Assignment 3:  Book Review and Constructive Response (4 pp.)
Write a two page book review of Charles Campbell's Preaching  Jesus  together with a two page constructive response featuring your own emerging position on narrative preaching.  The book review should include (1) a summary of Campbell's work, (2) some critical engagement and (3) an evaluation or critical appreciation of his contribution to understanding preaching in relation to narrative.  Don't sweat it.  With reviews, brief is good.  With the response portion, also two pages, begin to sketch your own understanding of narrative preaching theologically.  How does your understanding of narrative preaching relate to such theological issues as:  your doctrine of scripture, your understanding of the Gospel, your Christology, your theological anthropology, etc?  Try to view this as a synthetic approach to the theological issues we have explored relative to narrative preaching this term.
Date Due: First Draft at Session 4 (October 17)
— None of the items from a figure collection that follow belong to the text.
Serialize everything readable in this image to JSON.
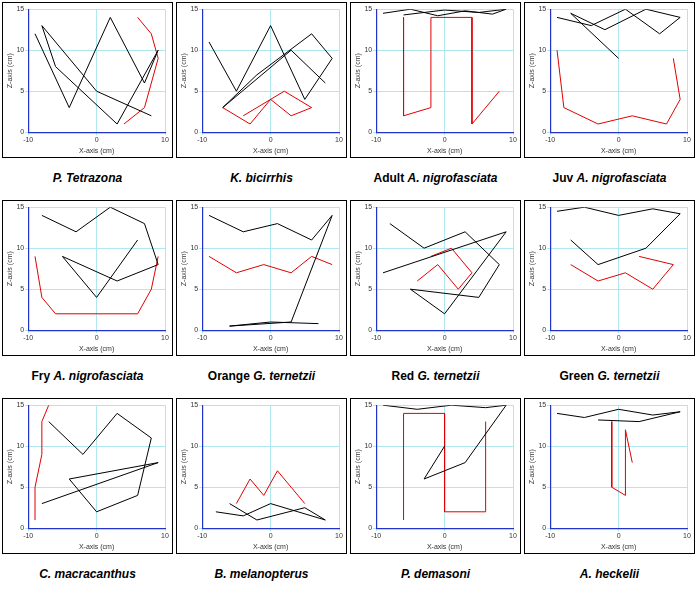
{
  "chart_data": [
    {
      "type": "line",
      "title": "P. Tetrazona",
      "xlabel": "X-axis (cm)",
      "ylabel": "Z-axis (cm)",
      "xlim": [
        -10,
        10
      ],
      "xticks": [
        -10,
        0,
        10
      ],
      "ylim": [
        0,
        15
      ],
      "yticks": [
        0,
        5,
        10,
        15
      ],
      "grid": true,
      "series": [
        {
          "color": "#000000",
          "x": [
            -9,
            -4,
            2,
            7,
            9,
            3,
            -6,
            -8,
            0,
            8
          ],
          "values": [
            12,
            3,
            14,
            6,
            10,
            1,
            8,
            13,
            5,
            2
          ]
        },
        {
          "color": "#e00000",
          "x": [
            4,
            7,
            8,
            9,
            8,
            6
          ],
          "values": [
            1,
            3,
            6,
            9,
            12,
            14
          ]
        }
      ]
    },
    {
      "type": "line",
      "title": "K. bicirrhis",
      "xlabel": "X-axis (cm)",
      "ylabel": "Z-axis (cm)",
      "xlim": [
        -10,
        10
      ],
      "xticks": [
        -10,
        0,
        10
      ],
      "ylim": [
        0,
        15
      ],
      "yticks": [
        0,
        5,
        10,
        15
      ],
      "grid": true,
      "series": [
        {
          "color": "#000000",
          "x": [
            -9,
            -5,
            0,
            5,
            9,
            6,
            -2,
            -7,
            3,
            8
          ],
          "values": [
            11,
            5,
            13,
            4,
            9,
            12,
            7,
            3,
            10,
            6
          ]
        },
        {
          "color": "#e00000",
          "x": [
            -7,
            -3,
            0,
            3,
            6,
            2,
            -4
          ],
          "values": [
            3,
            1,
            4,
            2,
            3,
            5,
            2
          ]
        }
      ]
    },
    {
      "type": "line",
      "title": "Adult A. nigrofasciata",
      "xlabel": "X-axis (cm)",
      "ylabel": "Z-axis (cm)",
      "xlim": [
        -10,
        10
      ],
      "xticks": [
        -10,
        0,
        10
      ],
      "ylim": [
        0,
        15
      ],
      "yticks": [
        0,
        5,
        10,
        15
      ],
      "grid": true,
      "series": [
        {
          "color": "#000000",
          "x": [
            -9,
            -5,
            -1,
            3,
            7,
            9,
            5,
            0,
            -6
          ],
          "values": [
            14.5,
            15,
            14.2,
            14.8,
            14.4,
            15,
            14.6,
            14.9,
            14.3
          ]
        },
        {
          "color": "#e00000",
          "x": [
            -6,
            -6,
            -2,
            -2,
            4,
            4,
            8
          ],
          "values": [
            14,
            2,
            3,
            14,
            14,
            1,
            5
          ]
        }
      ]
    },
    {
      "type": "line",
      "title": "Juv A. nigrofasciata",
      "xlabel": "X-axis (cm)",
      "ylabel": "Z-axis (cm)",
      "xlim": [
        -10,
        10
      ],
      "xticks": [
        -10,
        0,
        10
      ],
      "ylim": [
        0,
        15
      ],
      "yticks": [
        0,
        5,
        10,
        15
      ],
      "grid": true,
      "series": [
        {
          "color": "#000000",
          "x": [
            -9,
            -4,
            1,
            6,
            9,
            4,
            -2,
            -7,
            0
          ],
          "values": [
            14,
            13,
            15,
            12,
            14,
            15,
            12.5,
            14.5,
            9
          ]
        },
        {
          "color": "#e00000",
          "x": [
            -9,
            -8,
            -3,
            2,
            7,
            9,
            8
          ],
          "values": [
            10,
            3,
            1,
            2,
            1,
            4,
            9
          ]
        }
      ]
    },
    {
      "type": "line",
      "title": "Fry A. nigrofasciata",
      "xlabel": "X-axis (cm)",
      "ylabel": "Z-axis (cm)",
      "xlim": [
        -10,
        10
      ],
      "xticks": [
        -10,
        0,
        10
      ],
      "ylim": [
        0,
        15
      ],
      "yticks": [
        0,
        5,
        10,
        15
      ],
      "grid": true,
      "series": [
        {
          "color": "#000000",
          "x": [
            -8,
            -3,
            2,
            7,
            9,
            3,
            -5,
            0,
            6
          ],
          "values": [
            14,
            12,
            15,
            13,
            8,
            6,
            9,
            4,
            11
          ]
        },
        {
          "color": "#e00000",
          "x": [
            -9,
            -8,
            -6,
            6,
            8,
            9
          ],
          "values": [
            9,
            4,
            2,
            2,
            5,
            9
          ]
        }
      ]
    },
    {
      "type": "line",
      "title": "Orange G. ternetzii",
      "xlabel": "X-axis (cm)",
      "ylabel": "Z-axis (cm)",
      "xlim": [
        -10,
        10
      ],
      "xticks": [
        -10,
        0,
        10
      ],
      "ylim": [
        0,
        15
      ],
      "yticks": [
        0,
        5,
        10,
        15
      ],
      "grid": true,
      "series": [
        {
          "color": "#000000",
          "x": [
            -9,
            -4,
            1,
            6,
            9,
            3,
            -6,
            0,
            7
          ],
          "values": [
            14,
            12,
            13,
            11,
            14,
            1,
            0.5,
            1,
            0.8
          ]
        },
        {
          "color": "#e00000",
          "x": [
            -9,
            -5,
            -1,
            3,
            6,
            9
          ],
          "values": [
            9,
            7,
            8,
            7,
            9,
            8
          ]
        }
      ]
    },
    {
      "type": "line",
      "title": "Red G. ternetzii",
      "xlabel": "X-axis (cm)",
      "ylabel": "Z-axis (cm)",
      "xlim": [
        -10,
        10
      ],
      "xticks": [
        -10,
        0,
        10
      ],
      "ylim": [
        0,
        15
      ],
      "yticks": [
        0,
        5,
        10,
        15
      ],
      "grid": true,
      "series": [
        {
          "color": "#000000",
          "x": [
            -8,
            -3,
            3,
            8,
            5,
            -5,
            0,
            9,
            -9
          ],
          "values": [
            13,
            10,
            12,
            8,
            4,
            5,
            2,
            12,
            7
          ]
        },
        {
          "color": "#e00000",
          "x": [
            -4,
            -1,
            2,
            4,
            1,
            -2
          ],
          "values": [
            6,
            8,
            5,
            7,
            10,
            9
          ]
        }
      ]
    },
    {
      "type": "line",
      "title": "Green G. ternetzii",
      "xlabel": "X-axis (cm)",
      "ylabel": "Z-axis (cm)",
      "xlim": [
        -10,
        10
      ],
      "xticks": [
        -10,
        0,
        10
      ],
      "ylim": [
        0,
        15
      ],
      "yticks": [
        0,
        5,
        10,
        15
      ],
      "grid": true,
      "series": [
        {
          "color": "#000000",
          "x": [
            -9,
            -5,
            0,
            5,
            9,
            4,
            -3,
            -7
          ],
          "values": [
            14.5,
            15,
            14,
            14.8,
            14.2,
            10,
            8,
            11
          ]
        },
        {
          "color": "#e00000",
          "x": [
            -7,
            -3,
            1,
            5,
            8,
            3
          ],
          "values": [
            8,
            6,
            7,
            5,
            8,
            9
          ]
        }
      ]
    },
    {
      "type": "line",
      "title": "C. macracanthus",
      "xlabel": "X-axis (cm)",
      "ylabel": "Z-axis (cm)",
      "xlim": [
        -10,
        10
      ],
      "xticks": [
        -10,
        0,
        10
      ],
      "ylim": [
        0,
        15
      ],
      "yticks": [
        0,
        5,
        10,
        15
      ],
      "grid": true,
      "series": [
        {
          "color": "#000000",
          "x": [
            -7,
            -2,
            3,
            8,
            6,
            0,
            -4,
            9,
            -8
          ],
          "values": [
            13,
            9,
            14,
            11,
            4,
            2,
            6,
            8,
            3
          ]
        },
        {
          "color": "#e00000",
          "x": [
            -9,
            -9,
            -8,
            -8,
            -7
          ],
          "values": [
            1,
            5,
            9,
            13,
            15
          ]
        }
      ]
    },
    {
      "type": "line",
      "title": "B. melanopterus",
      "xlabel": "X-axis (cm)",
      "ylabel": "Z-axis (cm)",
      "xlim": [
        -10,
        10
      ],
      "xticks": [
        -10,
        0,
        10
      ],
      "ylim": [
        0,
        15
      ],
      "yticks": [
        0,
        5,
        10,
        15
      ],
      "grid": true,
      "series": [
        {
          "color": "#000000",
          "x": [
            -8,
            -4,
            0,
            4,
            8,
            5,
            -2,
            -6
          ],
          "values": [
            2,
            1.5,
            3,
            2,
            1,
            2.5,
            1,
            3
          ]
        },
        {
          "color": "#e00000",
          "x": [
            -5,
            -3,
            -1,
            1,
            3,
            5
          ],
          "values": [
            3,
            6,
            4,
            7,
            5,
            3
          ]
        }
      ]
    },
    {
      "type": "line",
      "title": "P. demasoni",
      "xlabel": "X-axis (cm)",
      "ylabel": "Z-axis (cm)",
      "xlim": [
        -10,
        10
      ],
      "xticks": [
        -10,
        0,
        10
      ],
      "ylim": [
        0,
        15
      ],
      "yticks": [
        0,
        5,
        10,
        15
      ],
      "grid": true,
      "series": [
        {
          "color": "#000000",
          "x": [
            -9,
            -4,
            1,
            6,
            9,
            3,
            -3,
            0
          ],
          "values": [
            15,
            14.5,
            15,
            14.7,
            15,
            8,
            6,
            10
          ]
        },
        {
          "color": "#e00000",
          "x": [
            -6,
            -6,
            0,
            0,
            6,
            6
          ],
          "values": [
            1,
            14,
            14,
            2,
            2,
            13
          ]
        }
      ]
    },
    {
      "type": "line",
      "title": "A. heckelii",
      "xlabel": "X-axis (cm)",
      "ylabel": "Z-axis (cm)",
      "xlim": [
        -10,
        10
      ],
      "xticks": [
        -10,
        0,
        10
      ],
      "ylim": [
        0,
        15
      ],
      "yticks": [
        0,
        5,
        10,
        15
      ],
      "grid": true,
      "series": [
        {
          "color": "#000000",
          "x": [
            -9,
            -5,
            0,
            5,
            9,
            3,
            -3
          ],
          "values": [
            14,
            13.5,
            14.5,
            13.8,
            14.2,
            13,
            13.2
          ]
        },
        {
          "color": "#e00000",
          "x": [
            -1,
            -1,
            1,
            1,
            2
          ],
          "values": [
            13,
            5,
            4,
            12,
            8
          ]
        }
      ]
    }
  ]
}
                    Final Version October 31

                    Grade:  20% of total

 

Grading:
Fear not.  The grading system is designed to maximize the possibilities for growth in learning.  Really.

 

30% of the grade will be for your presentation and sermon on one of our first narrative homileticians.  Students will receive their grade in the following formula:  10% presentation, 20% sermon.  Students who receive high grades for this and the other presentation(s) and sermon(s) will receive a high final grade.  Students who also demonstrate a clear improvement in their work by the end of the semester will also be eligible for a higher final grade.

 

The next 50% of the grade will be for an individual presentation and narrative sermon.  The upshot is that students should try their best and improve.  A bad grade for any one sermon is not a death sentence.  What is our motto?:  "per fidem ambulamus. "  So walk by faith and don't worry so much.

 

If, despite all this, you are still worried about your grade, please contact your instructor for extra credit options, or, if you wish to take the course for more than two hours' credit. 

 

Nonetheless, I must offer one caveat.  Since beginning pastors almost always have to produce weekly sermons regardless of circumstances, late sermon manuscripts will result in an automatic reduction of grade by one letter and missed presentations will result in a grade of F.

 

M.Th. and doctoral students taking this elective course will be expected to perform at a higher level and may be asked to complete extra work. Attendance at extra discussions for advanced students may also be required.